The descriptor operands %desc_a and %desc_b are 64-bit SMEM descriptors when the operand is SMEM-resident, or TMEM column indices when the operand is TMEM-resident.

Inline-PTX Variants

nvvm.tcgen05.cp reaches PTX through llvm.inline_asm when the multicast / src_fmt combination has no matching LLVM intrinsic at the snapshot revision Tileiras tracks:

asm template: "tcgen05.cp.{shape}.{multicast}.{src_fmt} [%dst], [%src];"
constraints : "r,r"

The two r slots are the destination and source TMEM column indices.
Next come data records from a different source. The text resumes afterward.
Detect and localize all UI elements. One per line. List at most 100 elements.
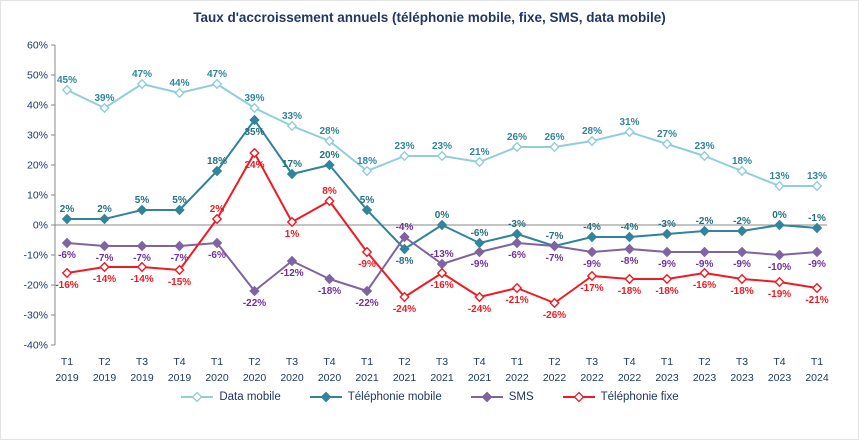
data-label: 20% [319,150,339,161]
data-label: -22% [243,298,266,309]
data-label: -6% [471,228,489,239]
x-axis-tick-label: 2023 [655,372,679,384]
data-label: 13% [769,171,789,182]
series-t-l-phonie-fixe: -16% -14% -14% -15% 2% 24% 1% 8% -9% -24% -16% -24%… [55,147,829,321]
data-label: -7% [96,253,114,264]
diamond-marker [211,237,223,249]
diamond-marker [174,240,185,252]
y-axis-tick-label: -20% [23,280,48,292]
x-axis-tick-label: 2021 [393,372,417,384]
diamond-marker [699,267,710,279]
legend-marker-icon [562,391,595,403]
x-axis-tick-label: T1 [811,356,823,368]
data-label: -3% [658,219,676,230]
diamond-marker [436,150,448,162]
diamond-marker [511,237,523,249]
data-label: -16% [693,280,716,291]
diamond-marker [436,219,448,231]
data-label: 5% [135,195,150,206]
data-label: -21% [805,295,828,306]
data-label: -18% [730,286,753,297]
data-label: 28% [319,126,339,137]
data-label: -15% [168,277,191,288]
diamond-marker [774,219,785,231]
data-label: 28% [582,126,602,137]
data-label: -4% [583,222,601,233]
legend-marker-icon [309,391,342,403]
data-label: -1% [808,213,826,224]
x-axis-tick-label: T4 [623,356,635,368]
data-label: 39% [94,93,114,104]
diamond-marker [774,276,785,288]
data-label: -6% [58,250,76,261]
diamond-marker [211,78,223,90]
diamond-marker [661,228,673,240]
diamond-marker [399,150,410,162]
data-label: -2% [696,216,714,227]
line-chart-plot: 60% 50% 40% 30% 20% 10% 0% -10% -20% -30% -40% T1 20… [23,40,829,385]
data-label: -6% [508,250,526,261]
diamond-marker [399,243,410,255]
series-line [66,83,818,187]
data-label: 23% [394,141,414,152]
diamond-marker [774,249,785,261]
data-label: 5% [360,195,375,206]
legend-label: SMS [508,391,534,403]
diamond-marker [61,267,73,279]
diamond-marker [624,273,635,285]
x-axis-tick-label: 2023 [730,372,754,384]
legend-item-t-l-phonie-fixe: Téléphonie fixe [562,391,679,403]
data-label: -3% [508,219,526,230]
x-axis-tick-label: T1 [361,356,373,368]
series-t-l-phonie-mobile: 2% 2% 5% 5% 18% 35% 17% 20% 5% -8% 0% -6% -3% -7% -4% -… [60,114,826,267]
x-axis-tick-label: 2019 [55,372,79,384]
x-axis-tick-label: 2020 [318,372,342,384]
data-label: -6% [208,250,226,261]
legend-marker-icon [470,391,503,403]
x-axis-tick-label: T2 [398,356,410,368]
diamond-marker [286,120,298,132]
data-label: -16% [430,280,453,291]
x-axis-tick-label: 2021 [430,372,454,384]
diamond-marker [211,213,223,225]
data-label: 47% [207,69,227,80]
legend-item-t-l-phonie-mobile: Téléphonie mobile [309,391,442,403]
series-sms: -6% -7% -7% -7% -6% -22% -12% -18% -22% -4% -13% -9… [58,222,826,309]
data-label: 26% [544,132,564,143]
diamond-marker [136,204,148,216]
diamond-marker [211,165,223,177]
x-axis-tick-label: T4 [773,356,785,368]
diamond-marker [174,87,185,99]
data-label: 2% [210,204,225,215]
data-label: -8% [396,256,414,267]
data-label: -7% [546,253,564,264]
legend-item-data-mobile: Data mobile [180,391,281,403]
data-label: 39% [244,93,264,104]
diamond-marker [474,246,485,258]
diamond-marker [324,273,335,285]
data-label: -4% [396,222,414,233]
diamond-marker [136,78,148,90]
x-axis-tick-label: 2021 [355,372,379,384]
x-axis-tick-label: 2020 [205,372,229,384]
diamond-marker [811,180,823,192]
diamond-marker [511,141,523,153]
diamond-marker [511,228,523,240]
x-axis-tick-label: T3 [286,356,298,368]
diamond-marker [549,297,560,309]
diamond-marker [174,264,185,276]
diamond-marker [699,150,710,162]
data-label: 13% [807,171,827,182]
x-axis-tick-label: 2022 [505,372,529,384]
legend-marker-icon [181,391,214,403]
data-label: -8% [621,256,639,267]
diamond-marker [736,273,748,285]
y-axis-tick-label: -30% [23,310,48,322]
data-label: -14% [130,274,153,285]
data-label: -24% [468,304,491,315]
diamond-marker [249,285,260,297]
diamond-marker [661,246,673,258]
diamond-marker [511,282,523,294]
data-label: 18% [357,156,377,167]
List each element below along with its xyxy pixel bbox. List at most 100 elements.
The shape, multicast, and src_fmt tokens are baked into the template literal at lowering time; the constraint string never changes.

Per-Arch Availability

Op familySM floorptx_min
alloc / dealloc / relinquish_alloc_permitsm_100a8.6
ld / stsm_100a8.6
cpsm_100a (+ sm_100f for the f-suffixed variants)8.6
mma / mma.spsm_100a8.6
mma.block_scale / mma.sp.block_scalesm_100a8.6
commit / commit.arrive / wait / fencesm_100a8.6

sm_100a is the architecture-qualified Blackwell target; the family is also legal on sm_100f for the few f-suffixed copy variants. Datacenter Blackwell (sm_100) is the only sub-arch the dialect exposes; Blackwell Ultra (sm_103) and Jetson Thor (sm_110) reuse the same op surface. See Per-SM Emission Templates — SM100 / SM103 for the codegen-side templates and NVPTX Subtarget Feature Matrix for the feature gating.

Verifier Invariants

  • TMEM column counts are multiples of 32.
  • cta_group agrees between matched alloc / dealloc and between the in-flight MMA and its commit / wait.
  • scale is a compile-time immediate.
  • Block-scaled (atom_K, vecSize) matches one of (32, 32), (64, 16), (64, 32); other combinations are rejected by the per-combo expectation diagnostics listed under nv_tileas Verifiers — Block-Scaled MMA Verification (e.g. "expects A/B element types to be Float4E2M1FNType and sfa/sfb element types to be Float8E8M0FNUType when (atom_K=64 && vecSize=32)").
  • Sparse metadata column must be valid TMEM and non-zero stride.
  • Accumulator element type is f32 for every block-scaled variant.
  • kindA and kindB agree (no mixed scale-factor formats).